In [None]:
import seaborn as sns
import matplotlib.pyplot as plt
import pandas as pd
from pathlib import Path
from loguru import logger
import numpy as np
import warnings
warnings.filterwarnings("ignore", category=FutureWarning)


In [None]:
import tomllib
configfile = Path("../config.toml").resolve()
with configfile.open("rb") as f:
    config = tomllib.load(f)
datafile = (Path("..") / Path(config["processed"]) / config["current"]).resolve()
if not datafile.exists():
    logger.warning("Datafile does not exist. First run src/preprocess.py, and check the timestamp!")
df = pd.read_parquet(datafile)
df.head()

In [None]:
def convert_to_decimal_hours(timestamp):
    dec_hour = timestamp.hour + timestamp.minute / 60 + timestamp.second / 3600
    return dec_hour

df["hour"] = df["timestamp"].apply(convert_to_decimal_hours)
df["log_len"] = df["message_length"].apply(lambda x: np.log(x))
df.head()

In [None]:
sns.scatterplot(data=df, x="hour", y="log_len", alpha=0.2)

In [None]:
p = df.groupby(["author"]).agg({
    "message_length": "mean",
    "has_emoji": "mean",
    "author": "count"
}).rename(columns={"author": "count"})

p = p[p["count"] > 10]
sns.scatterplot(data=p, x="message_length", y="has_emoji", alpha=0.5)
p

In [None]:
sns.scatterplot(data=p, x="message_length", y="has_emoji", size="count", sizes=(10, 500), alpha=0.3)

In [None]:
p["message_length"] /= p["message_length"].max()
p["has_emoji"] /= p["has_emoji"].max()
p["color"] = p.apply(lambda x: "grey" if x["message_length"] > x["has_emoji"] else "red", axis=1)

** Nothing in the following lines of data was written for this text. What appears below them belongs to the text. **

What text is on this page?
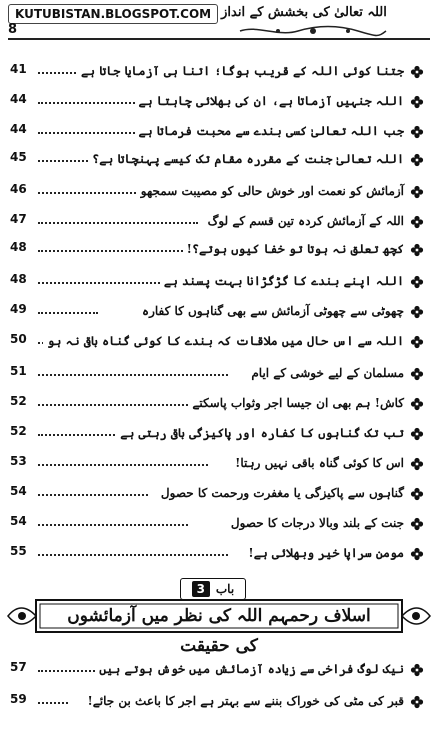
KUTUBISTAN.BLOGSPOT.COM
8
اللہ تعالیٰ کی بخشش کے انداز
41	جتنا کوئی اللہ کے قریب ہوگا؛ اتنا ہی آزمایا جاتا ہے
44	اللہ جنہیں آزماتا ہے، ان کی بھلائی چاہتا ہے
44	جب اللہ تعالیٰ کسی بندے سے محبت فرماتا ہے
45	اللہ تعالیٰ جنت کے مقررہ مقام تک کیسے پہنچاتا ہے؟
46	آزمائش کو نعمت اور خوش حالی کو مصیبت سمجھو
47	اللہ کے آزمائش کردہ تین قسم کے لوگ
48	کچھ تعلق نہ ہوتا تو خفا کیوں ہوتے؟!
48	اللہ اپنے بندے کا گڑگڑانا بہت پسند ہے
49	چھوٹی سے چھوٹی آزمائش سے بھی گناہوں کا کفارہ
50	اللہ سے اس حال میں ملاقات کہ بندے کا کوئی گناہ باقی نہ ہو
51	مسلمان کے لیے خوشی کے ایام
52	کاش! ہم بھی ان جیسا اجر وثواب پاسکتے
52	تب تک گناہوں کا کفارہ اور پاکیزگی باقی رہتی ہے
53	اس کا کوئی گناہ باقی نہیں رہتا!
54	گناہوں سے پاکیزگی یا مغفرت ورحمت کا حصول
54	جنت کے بلند وبالا درجات کا حصول
55	مومن سراپا خیر وبھلائی ہے!
باب
3
اسلاف رحمہم اللہ کی نظر میں آزمائشوں کی حقیقت
57	نیک لوگ فراخی سے زیادہ آزمائش میں خوش ہوتے ہیں
59	قبر کی مٹی کی خوراک بننے سے بہتر ہے اجر کا باعث بن جائے!
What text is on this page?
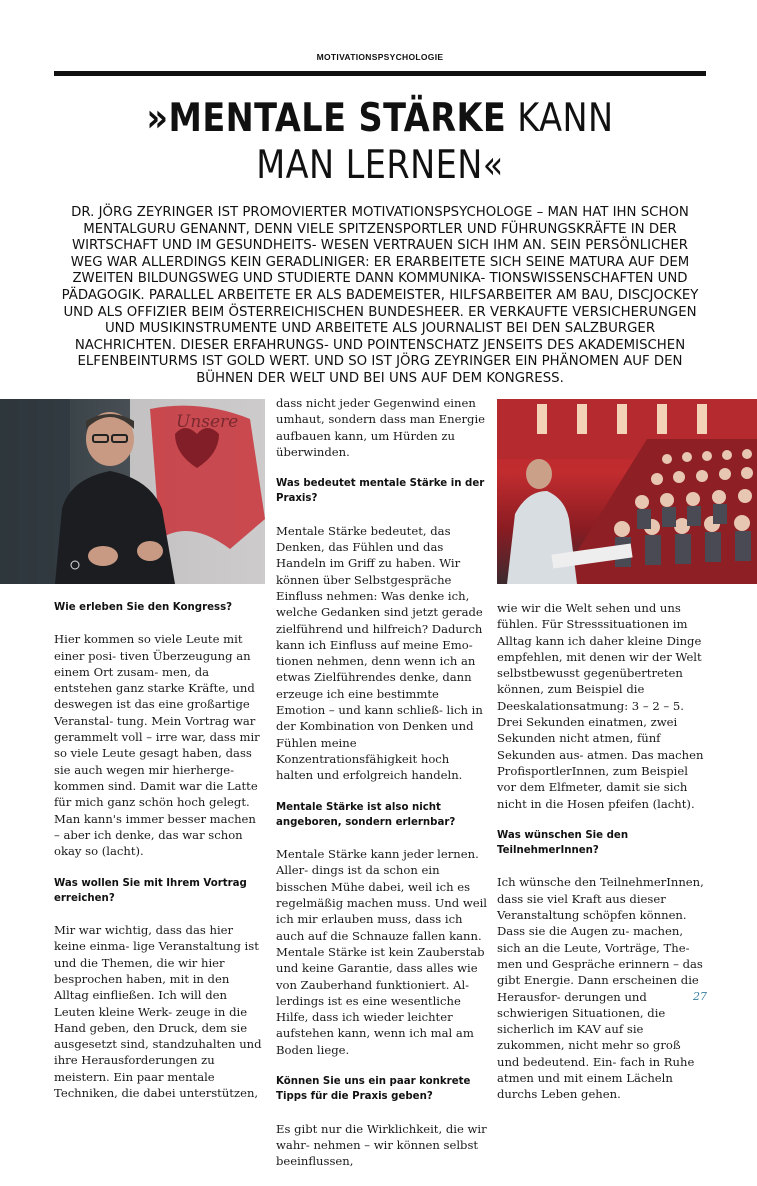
MOTIVATIONSPSYCHOLOGIE
»MENTALE STÄRKE KANN
MAN LERNEN«
DR. JÖRG ZEYRINGER IST PROMOVIERTER MOTIVATIONSPSYCHOLOGE – MAN HAT IHN SCHON MENTALGURU GENANNT, DENN VIELE SPITZENSPORTLER UND FÜHRUNGSKRÄFTE IN DER WIRTSCHAFT UND IM GESUNDHEITS- WESEN VERTRAUEN SICH IHM AN. SEIN PERSÖNLICHER WEG WAR ALLERDINGS KEIN GERADLINIGER: ER ERARBEITETE SICH SEINE MATURA AUF DEM ZWEITEN BILDUNGSWEG UND STUDIERTE DANN KOMMUNIKA- TIONSWISSENSCHAFTEN UND PÄDAGOGIK. PARALLEL ARBEITETE ER ALS BADEMEISTER, HILFSARBEITER AM BAU, DISCJOCKEY UND ALS OFFIZIER BEIM ÖSTERREICHISCHEN BUNDESHEER. ER VERKAUFTE VERSICHERUNGEN UND MUSIKINSTRUMENTE UND ARBEITETE ALS JOURNALIST BEI DEN SALZBURGER NACHRICHTEN. DIESER ERFAHRUNGS- UND POINTENSCHATZ JENSEITS DES AKADEMISCHEN ELFENBEINTURMS IST GOLD WERT. UND SO IST JÖRG ZEYRINGER EIN PHÄNOMEN AUF DEN BÜHNEN DER WELT UND BEI UNS AUF DEM KONGRESS.
Unsere
Wie erleben Sie den Kongress?

Hier kommen so viele Leute mit einer posi- tiven Überzeugung an einem Ort zusam- men, da entstehen ganz starke Kräfte, und deswegen ist das eine großartige Veranstal- tung. Mein Vortrag war gerammelt voll – irre war, dass mir so viele Leute gesagt haben, dass sie auch wegen mir hierherge- kommen sind. Damit war die Latte für mich ganz schön hoch gelegt. Man kann's immer besser machen – aber ich denke, das war schon okay so (lacht).

Was wollen Sie mit Ihrem Vortrag erreichen?

Mir war wichtig, dass das hier keine einma- lige Veranstaltung ist und die Themen, die wir hier besprochen haben, mit in den Alltag einfließen. Ich will den Leuten kleine Werk- zeuge in die Hand geben, den Druck, dem sie ausgesetzt sind, standzuhalten und ihre Herausforderungen zu meistern. Ein paar mentale Techniken, die dabei unterstützen,

dass nicht jeder Gegenwind einen umhaut, sondern dass man Energie aufbauen kann, um Hürden zu überwinden.

Was bedeutet mentale Stärke in der Praxis?

Mentale Stärke bedeutet, das Denken, das Fühlen und das Handeln im Griff zu haben. Wir können über Selbstgespräche Einfluss nehmen: Was denke ich, welche Gedanken sind jetzt gerade zielführend und hilfreich? Dadurch kann ich Einfluss auf meine Emo- tionen nehmen, denn wenn ich an etwas Zielführendes denke, dann erzeuge ich eine bestimmte Emotion – und kann schließ- lich in der Kombination von Denken und Fühlen meine Konzentrationsfähigkeit hoch halten und erfolgreich handeln.

Mentale Stärke ist also nicht angeboren, sondern erlernbar?

Mentale Stärke kann jeder lernen. Aller- dings ist da schon ein bisschen Mühe dabei, weil ich es regelmäßig machen muss. Und weil ich mir erlauben muss, dass ich auch auf die Schnauze fallen kann. Mentale Stärke ist kein Zauberstab und keine Garantie, dass alles wie von Zauberhand funktioniert. Al- lerdings ist es eine wesentliche Hilfe, dass ich wieder leichter aufstehen kann, wenn ich mal am Boden liege.

Können Sie uns ein paar konkrete Tipps für die Praxis geben?

Es gibt nur die Wirklichkeit, die wir wahr- nehmen – wir können selbst beeinflussen,

wie wir die Welt sehen und uns fühlen. Für Stresssituationen im Alltag kann ich daher kleine Dinge empfehlen, mit denen wir der Welt selbstbewusst gegenübertreten können, zum Beispiel die Deeskalationsatmung: 3 – 2 – 5. Drei Sekunden einatmen, zwei Sekunden nicht atmen, fünf Sekunden aus- atmen. Das machen ProfisportlerInnen, zum Beispiel vor dem Elfmeter, damit sie sich nicht in die Hosen pfeifen (lacht).

Was wünschen Sie den TeilnehmerInnen?

Ich wünsche den TeilnehmerInnen, dass sie viel Kraft aus dieser Veranstaltung schöpfen können. Dass sie die Augen zu- machen, sich an die Leute, Vorträge, The- men und Gespräche erinnern – das gibt Energie. Dann erscheinen die Herausfor- derungen und schwierigen Situationen, die sicherlich im KAV auf sie zukommen, nicht mehr so groß und bedeutend. Ein- fach in Ruhe atmen und mit einem Lächeln durchs Leben gehen.

27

sns.scatterplot(data=p, y="message_length", x=0, color="grey")
sns.scatterplot(data=p, y="has_emoji", x=1, color="grey")
for index, row in p.iterrows():
    sns.lineplot(x=[0, 1], y=[row["message_length"], row["has_emoji"]], color=row["color"])

# The map is not the terrain

A model is always an inaccurate representation of reality. That is not a problem, but a useful feature: the simplification of reality allows us to spot patterns and trends that might otherwise be lost in the details.

The problem is that simplifying reality always carries the risk of bending the truth to fit your story, but it isn't always obvious which model is the "best". 

In [None]:
from mads_datasets import DatasetFactoryProvider, DatasetType
penguinsdataset = DatasetFactoryProvider.create_factory(
    DatasetType.PENGUINS
)
penguinsdataset.download_data()

df = pd.read_parquet(penguinsdataset.filepath)
select = [
    "Species",
    "Island",
    "Culmen Length (mm)",
    "Culmen Depth (mm)",
    "Flipper Length (mm)",
    "Delta 15 N (o/oo)",
    "Delta 13 C (o/oo)",
    "Sex",
    "Body Mass (g)",
]
subset = df[select].dropna()

In [None]:
subset

In [None]:
sns.lmplot(data=subset, x="Culmen Length (mm)", y="Body Mass (g)", fit_reg=True)

In [None]:
from scipy import stats
x = subset["Culmen Length (mm)"]
y = subset["Body Mass (g)"]
slope, intercept, r_value, p_value, std_err = stats.linregress(x, y)
print(f"The model is y = {slope:.2f}x + {intercept:.2f}, with R^2 = {r_value**2:.2f}")


In [None]:
sns.lmplot(data=subset, x="Culmen Length (mm)", y="Body Mass (g)", order=2)

In [None]:
import numpy as np
model = np.polyfit(x, y, 2)
print(f"The model is {model[0]:.2f}x^2 + {model[1]:.2f}x + {model[2]:.2f}")

In [None]:
sns.lmplot(data=subset, x="Culmen Length (mm)", y="Body Mass (g)", logx=True)

In [None]:
slope, intercept, r_value, p_value, std_err = stats.linregress(np.log(x), y)
print(f"The model is y = {slope:.2f} log(x) + {intercept:.2f}, with R^2 = {r_value**2:.2f}")

In [None]:
sns.lmplot(data=subset, x="Culmen Length (mm)", y="Body Mass (g)", lowess=True)

Lowess stands for Locally Weighted Scatterplot Smoothing, and it is a non-parametric regression method that fits a smooth curve to the data. It is a useful tool to explore the relationship between two variables, but it is not a model in the traditional sense. It is a tool to help us understand the data, not to make predictions.